Let $\left\{E_{x}\right\}_{x=1}^{|A|}$ is a rank 1 matrix in $\operatorname{Herm}(A)$ which $\sum_{x=1}^{|A|} E_{x}=I^A$. $A$ is our Hilbert space and $I^A$ is the identity matrix.Then I want to show that $E_{x}=p_x|y\rangle\langle y|$ which $\left\{|y\rangle\right\}_{x=1}^{|A|}$ are the basis of Hilbert space $A$ and $p_x$ is a number.
$\textbf {Note}:$
All of them are in the Dirac notation. It means that $|y\rangle$ is a column vector and $\langle y|$ is hermitian conjugate of $|y\rangle$.
$\textbf {Attempt}:$
I know $E_x$ is rank-$1$, so it has a form like $|\psi_x\rangle\langle \psi_x|$. We assumed that $\sum_{x=1}^{|A|} E_{x}=I^A$, So $\sum_{x=1}^{|A|} |\psi_x\rangle\langle \psi_x|=I^A$. Then I wrote $|\psi_x\rangle=\sum_{y=1}^{|A|} a_{x,y} |y\rangle$, So $\sum_{x=1}^{|A|}|\psi_x\rangle\langle \psi_x|= \sum_{x=1}^{|A|} \sum_{y=1}^{|A|} \sum_{z=1}^{|A|} a_{x,y}a_{x,z}^* |y\rangle\langle z|=I^A$. On the other hand we know that $\sum_{y=1}^{|A|} |y\rangle\langle y|=I^A$. But now I have no idea to conect them with each other to conclude that $E_{x}=p_x|y\rangle\langle y|$. Could you please help me ?
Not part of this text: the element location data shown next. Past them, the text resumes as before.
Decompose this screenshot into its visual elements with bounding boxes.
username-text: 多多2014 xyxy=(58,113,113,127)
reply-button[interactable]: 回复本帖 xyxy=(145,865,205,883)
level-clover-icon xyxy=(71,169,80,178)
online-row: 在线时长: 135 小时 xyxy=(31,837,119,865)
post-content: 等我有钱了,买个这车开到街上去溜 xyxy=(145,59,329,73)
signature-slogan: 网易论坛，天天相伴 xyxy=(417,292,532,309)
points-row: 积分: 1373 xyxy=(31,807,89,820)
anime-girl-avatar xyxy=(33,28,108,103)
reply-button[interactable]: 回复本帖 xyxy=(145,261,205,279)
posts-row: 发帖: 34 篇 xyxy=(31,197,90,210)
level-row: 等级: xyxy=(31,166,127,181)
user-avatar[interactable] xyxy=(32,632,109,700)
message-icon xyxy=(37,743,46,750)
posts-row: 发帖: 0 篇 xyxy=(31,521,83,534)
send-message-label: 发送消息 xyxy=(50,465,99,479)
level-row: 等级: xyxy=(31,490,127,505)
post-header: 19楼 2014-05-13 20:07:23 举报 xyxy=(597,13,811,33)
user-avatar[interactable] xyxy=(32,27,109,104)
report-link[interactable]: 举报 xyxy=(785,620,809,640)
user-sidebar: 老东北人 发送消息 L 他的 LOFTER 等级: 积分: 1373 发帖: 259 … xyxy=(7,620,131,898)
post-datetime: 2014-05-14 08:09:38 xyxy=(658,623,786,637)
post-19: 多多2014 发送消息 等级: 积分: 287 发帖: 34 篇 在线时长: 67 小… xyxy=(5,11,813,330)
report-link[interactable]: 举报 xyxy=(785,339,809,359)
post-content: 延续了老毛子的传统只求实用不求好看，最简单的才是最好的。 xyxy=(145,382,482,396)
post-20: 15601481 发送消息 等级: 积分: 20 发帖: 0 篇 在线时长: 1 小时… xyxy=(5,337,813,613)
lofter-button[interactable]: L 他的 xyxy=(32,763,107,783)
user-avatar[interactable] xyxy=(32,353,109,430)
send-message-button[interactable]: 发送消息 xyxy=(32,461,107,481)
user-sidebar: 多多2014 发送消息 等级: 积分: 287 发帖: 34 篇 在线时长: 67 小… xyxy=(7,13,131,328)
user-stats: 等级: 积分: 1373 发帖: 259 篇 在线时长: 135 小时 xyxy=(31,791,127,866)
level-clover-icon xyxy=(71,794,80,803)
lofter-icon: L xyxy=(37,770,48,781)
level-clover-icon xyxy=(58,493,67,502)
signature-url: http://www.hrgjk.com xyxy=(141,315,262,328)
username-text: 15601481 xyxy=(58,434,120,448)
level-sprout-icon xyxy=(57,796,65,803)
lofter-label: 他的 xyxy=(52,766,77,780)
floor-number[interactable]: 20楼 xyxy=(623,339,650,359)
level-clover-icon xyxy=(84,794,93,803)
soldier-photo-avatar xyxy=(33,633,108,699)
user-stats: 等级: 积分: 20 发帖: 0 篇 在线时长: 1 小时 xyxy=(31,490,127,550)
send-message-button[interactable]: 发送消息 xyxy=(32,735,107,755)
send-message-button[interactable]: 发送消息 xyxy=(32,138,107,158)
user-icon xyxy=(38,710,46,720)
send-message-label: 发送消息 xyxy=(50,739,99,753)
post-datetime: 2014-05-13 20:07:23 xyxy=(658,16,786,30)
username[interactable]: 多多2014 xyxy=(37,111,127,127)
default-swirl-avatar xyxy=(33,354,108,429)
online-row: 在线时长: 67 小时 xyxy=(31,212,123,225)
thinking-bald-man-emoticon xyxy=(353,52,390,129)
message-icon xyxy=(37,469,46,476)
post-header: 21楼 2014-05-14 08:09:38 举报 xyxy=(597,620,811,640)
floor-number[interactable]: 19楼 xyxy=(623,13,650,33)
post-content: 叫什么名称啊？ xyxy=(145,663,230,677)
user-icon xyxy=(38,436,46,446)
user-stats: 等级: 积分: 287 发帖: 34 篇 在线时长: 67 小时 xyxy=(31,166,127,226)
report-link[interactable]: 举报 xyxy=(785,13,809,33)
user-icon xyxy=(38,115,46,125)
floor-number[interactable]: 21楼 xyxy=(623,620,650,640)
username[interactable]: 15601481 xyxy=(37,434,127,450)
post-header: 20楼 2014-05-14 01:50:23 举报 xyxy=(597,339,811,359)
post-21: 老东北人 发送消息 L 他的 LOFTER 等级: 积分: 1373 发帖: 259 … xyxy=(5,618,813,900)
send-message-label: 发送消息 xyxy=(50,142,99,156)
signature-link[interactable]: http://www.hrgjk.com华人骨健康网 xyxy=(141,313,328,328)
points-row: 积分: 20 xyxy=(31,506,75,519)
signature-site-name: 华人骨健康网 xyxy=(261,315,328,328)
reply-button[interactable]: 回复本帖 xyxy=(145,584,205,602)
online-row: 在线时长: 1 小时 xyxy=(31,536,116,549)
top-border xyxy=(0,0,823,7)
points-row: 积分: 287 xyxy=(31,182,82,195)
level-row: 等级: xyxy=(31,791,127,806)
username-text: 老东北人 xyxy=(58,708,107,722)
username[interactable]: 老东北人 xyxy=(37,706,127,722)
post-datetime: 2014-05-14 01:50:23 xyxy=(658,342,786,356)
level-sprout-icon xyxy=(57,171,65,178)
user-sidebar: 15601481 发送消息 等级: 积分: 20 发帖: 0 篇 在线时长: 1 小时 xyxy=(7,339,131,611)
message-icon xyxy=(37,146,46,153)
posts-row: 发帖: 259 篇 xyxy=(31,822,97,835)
First off, you mean $E_x=p_x|x\rangle\langle x|$, not $p_x|y\rangle\langle y|$. Second off, you're misinterpreting the problem.
If the basis $\{|x\rangle\}$ is already given, you can't say $E_x=p_x|x\rangle\langle x|$, because that's certainly not true! Rather we need to say there exists a basis $\{|x\rangle\}$ for which the formulas for $E_x$ are true. Plus we can go further and show it is an orthogonal basis, or even an orthonormal basis (so the $p_x$s are $1$).
Here is a version of the proposition that ought to have been given:
First off, we already know each $E_x$ may be written as $|\psi_x\rangle\langle\psi_x|$ for some vectors $|\psi_x\rangle$, or by factoring out the square magnitude $p_x$ of $|\psi\rangle$ we could write these as $E_x=p_x|x\rangle\langle x|$ for some unit vectors $|x\rangle$. Now we want to show $\{|x\rangle\}$ is an orthonormal basis and the $p_x$s are $1$.
To see that it's a basis, note that the image of $I=\sum_x p_x|x\rangle\langle x|$ is the whole space and it is also contained in the span of $\{|x\rangle\}$, so this is a spanning set, and since it's the same number of elements as the Hilbert space's dimension (which is finite) this must be a basis.
Second, if we apply $I$ to a specific $|y\rangle$ from the basis we get
$$ |y\rangle=\sum_x p_x|x\rangle \langle x|y\rangle $$
Equating coefficients gives $1=p_y$ and $\langle x,y\rangle=0$ for $x\ne y$. Since $y$ is arbitrary, that means all $p_y$s are $1$, and the unit vectors $\{|x\rangle\}$ are orthogonal so it's an orthonormal basis.